White House Correspondent

THE United States and Russia will jointly construct an orbiting space station after President Bill Clinton persuaded congressional critics to support the project. In return for the deal, Russia promised to sign an agreement controlling the export of its missile technology and cancel a dollars 400m ( pounds 272m) order for such technology from India.

The go-ahead came after Mr Clinton expressed enthusiastic support for a joint venture with Russia at a meeting with key members of Congress. Bringing in Russia - which already has the space station Mir in orbit, should save the United States dollars 2bn when work starts in 1997.

Vice-President Al Gore says he will sign an agreement on the space station when he visits Moscow in two weeks time. Presenting the decision as a concrete way of using missiles developed during the Cold War for peaceful purposes, officials say the US-Russia space station partnership 'has passed the final hurdle'.

As well as underlining US support for President Boris Yeltsin - a central theme of President Clinton's foreign policy - the joint venture, in which the Europeans, Japan and Canada are also involved, will boost Nasa, the National Aeronautics and Space Administration.

The space agency needs all the backing from the White House and Congress that it can get after the fiasco of the dollars 1.6bn Hubble space telescope, whose famously faulty mirror has gravely damaged Nasa's reputation.

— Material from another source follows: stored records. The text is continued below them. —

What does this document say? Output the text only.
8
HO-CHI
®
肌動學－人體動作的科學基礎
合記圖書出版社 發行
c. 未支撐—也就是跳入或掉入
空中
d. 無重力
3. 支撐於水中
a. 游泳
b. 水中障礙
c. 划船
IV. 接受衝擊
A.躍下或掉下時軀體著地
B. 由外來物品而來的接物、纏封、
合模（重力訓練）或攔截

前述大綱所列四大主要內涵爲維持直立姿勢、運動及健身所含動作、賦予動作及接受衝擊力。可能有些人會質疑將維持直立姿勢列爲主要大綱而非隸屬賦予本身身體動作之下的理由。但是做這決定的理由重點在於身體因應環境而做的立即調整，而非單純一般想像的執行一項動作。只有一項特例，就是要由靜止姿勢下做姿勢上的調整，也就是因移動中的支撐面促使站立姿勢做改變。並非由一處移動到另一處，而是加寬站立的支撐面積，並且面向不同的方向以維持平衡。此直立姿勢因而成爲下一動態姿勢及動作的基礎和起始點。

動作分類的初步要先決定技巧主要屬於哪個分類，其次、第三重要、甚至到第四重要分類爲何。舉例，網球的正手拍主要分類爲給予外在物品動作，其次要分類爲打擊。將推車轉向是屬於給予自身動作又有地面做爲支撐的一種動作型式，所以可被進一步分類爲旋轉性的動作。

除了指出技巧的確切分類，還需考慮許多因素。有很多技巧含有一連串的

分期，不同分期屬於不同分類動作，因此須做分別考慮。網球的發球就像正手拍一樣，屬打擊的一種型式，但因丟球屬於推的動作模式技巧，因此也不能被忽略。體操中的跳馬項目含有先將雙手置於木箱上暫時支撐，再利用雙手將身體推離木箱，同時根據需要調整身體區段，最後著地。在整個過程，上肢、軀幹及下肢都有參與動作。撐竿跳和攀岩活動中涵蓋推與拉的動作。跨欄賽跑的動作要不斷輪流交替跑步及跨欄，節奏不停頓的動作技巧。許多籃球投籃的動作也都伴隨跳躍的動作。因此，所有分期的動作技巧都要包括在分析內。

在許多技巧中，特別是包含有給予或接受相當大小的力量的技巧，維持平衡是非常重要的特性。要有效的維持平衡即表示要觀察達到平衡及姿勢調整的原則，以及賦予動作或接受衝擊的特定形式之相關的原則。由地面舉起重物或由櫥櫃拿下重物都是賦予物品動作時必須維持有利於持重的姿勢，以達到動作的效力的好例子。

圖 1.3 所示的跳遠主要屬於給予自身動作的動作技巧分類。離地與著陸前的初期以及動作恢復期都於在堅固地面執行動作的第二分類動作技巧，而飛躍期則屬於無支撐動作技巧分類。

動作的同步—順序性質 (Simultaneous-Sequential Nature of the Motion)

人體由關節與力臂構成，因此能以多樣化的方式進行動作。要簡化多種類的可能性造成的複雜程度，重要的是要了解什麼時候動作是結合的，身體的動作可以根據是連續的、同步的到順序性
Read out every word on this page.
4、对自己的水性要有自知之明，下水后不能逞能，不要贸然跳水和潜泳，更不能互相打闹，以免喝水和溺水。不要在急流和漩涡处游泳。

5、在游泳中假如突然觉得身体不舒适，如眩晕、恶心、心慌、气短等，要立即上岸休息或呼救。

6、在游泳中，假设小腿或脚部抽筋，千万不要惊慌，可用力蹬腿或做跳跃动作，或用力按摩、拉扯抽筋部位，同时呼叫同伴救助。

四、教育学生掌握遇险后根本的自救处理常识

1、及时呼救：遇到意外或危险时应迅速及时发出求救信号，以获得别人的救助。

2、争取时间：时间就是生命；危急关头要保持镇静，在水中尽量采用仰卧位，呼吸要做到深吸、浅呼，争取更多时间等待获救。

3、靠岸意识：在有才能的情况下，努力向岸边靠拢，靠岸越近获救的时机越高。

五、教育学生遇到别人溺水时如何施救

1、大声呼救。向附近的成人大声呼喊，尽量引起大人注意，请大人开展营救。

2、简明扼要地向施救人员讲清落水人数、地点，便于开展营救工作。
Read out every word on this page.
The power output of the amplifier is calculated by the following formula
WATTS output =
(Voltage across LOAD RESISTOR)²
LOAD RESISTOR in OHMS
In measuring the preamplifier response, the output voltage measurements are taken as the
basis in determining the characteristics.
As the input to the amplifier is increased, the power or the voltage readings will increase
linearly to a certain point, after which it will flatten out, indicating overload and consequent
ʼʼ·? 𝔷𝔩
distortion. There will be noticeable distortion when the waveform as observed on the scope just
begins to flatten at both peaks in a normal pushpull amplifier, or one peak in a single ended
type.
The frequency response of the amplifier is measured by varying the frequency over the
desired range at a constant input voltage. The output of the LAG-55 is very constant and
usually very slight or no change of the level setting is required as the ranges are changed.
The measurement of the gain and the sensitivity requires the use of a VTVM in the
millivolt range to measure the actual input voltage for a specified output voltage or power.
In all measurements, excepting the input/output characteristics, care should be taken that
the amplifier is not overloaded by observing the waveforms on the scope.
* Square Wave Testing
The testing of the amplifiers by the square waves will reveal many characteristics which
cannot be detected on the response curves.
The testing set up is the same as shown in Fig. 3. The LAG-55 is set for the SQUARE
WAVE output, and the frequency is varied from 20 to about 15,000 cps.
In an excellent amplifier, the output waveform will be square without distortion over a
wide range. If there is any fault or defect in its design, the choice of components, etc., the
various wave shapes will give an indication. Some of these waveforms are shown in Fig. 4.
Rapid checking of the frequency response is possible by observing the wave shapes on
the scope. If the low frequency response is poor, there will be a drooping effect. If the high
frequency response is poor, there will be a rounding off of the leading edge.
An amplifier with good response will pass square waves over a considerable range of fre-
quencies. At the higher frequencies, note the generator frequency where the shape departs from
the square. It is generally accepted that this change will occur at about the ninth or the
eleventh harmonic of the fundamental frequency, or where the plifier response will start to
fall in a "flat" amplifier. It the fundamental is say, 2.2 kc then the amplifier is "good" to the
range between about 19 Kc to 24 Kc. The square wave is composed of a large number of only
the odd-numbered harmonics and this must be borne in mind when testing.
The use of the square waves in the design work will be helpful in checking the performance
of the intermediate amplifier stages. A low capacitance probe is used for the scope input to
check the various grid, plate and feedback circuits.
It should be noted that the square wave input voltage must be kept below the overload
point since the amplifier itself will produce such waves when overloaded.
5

The space shuttle Endeavour, with seven astronauts on board, was scheduled to take off from Cape Canaveral in Florida this morning with the mission of making complicated repairs to Hubble. Its launch was delayed for 24 hours by high crosswinds at an emergency landing strip. Over 11 days the crew of the Endeavour will install corrective optics as well as new solar panels, gyroscopes and a computer in the space telescope.

Launched in 1990, the Hubble, billed by Nasa as the greatest advance in astronomy since Galileo, was intended to view stars and galaxies a hundred times more clearly than from Earth. Almost immediately, however, space agency scientists discovered that Hubble's 94-inch primary mirror had been ground to the wrong shape and would not focus properly.

Failure to detect such a glaring error and Hubble's many other ailments have led to growing doubts about Nasa's competence. A successful repair mission will help restore its reputation, but a joint venture with the Russians should make Congress more sympathetic in providing funds to Nasa by linking the long- planned space station with a primary foreign policy goal.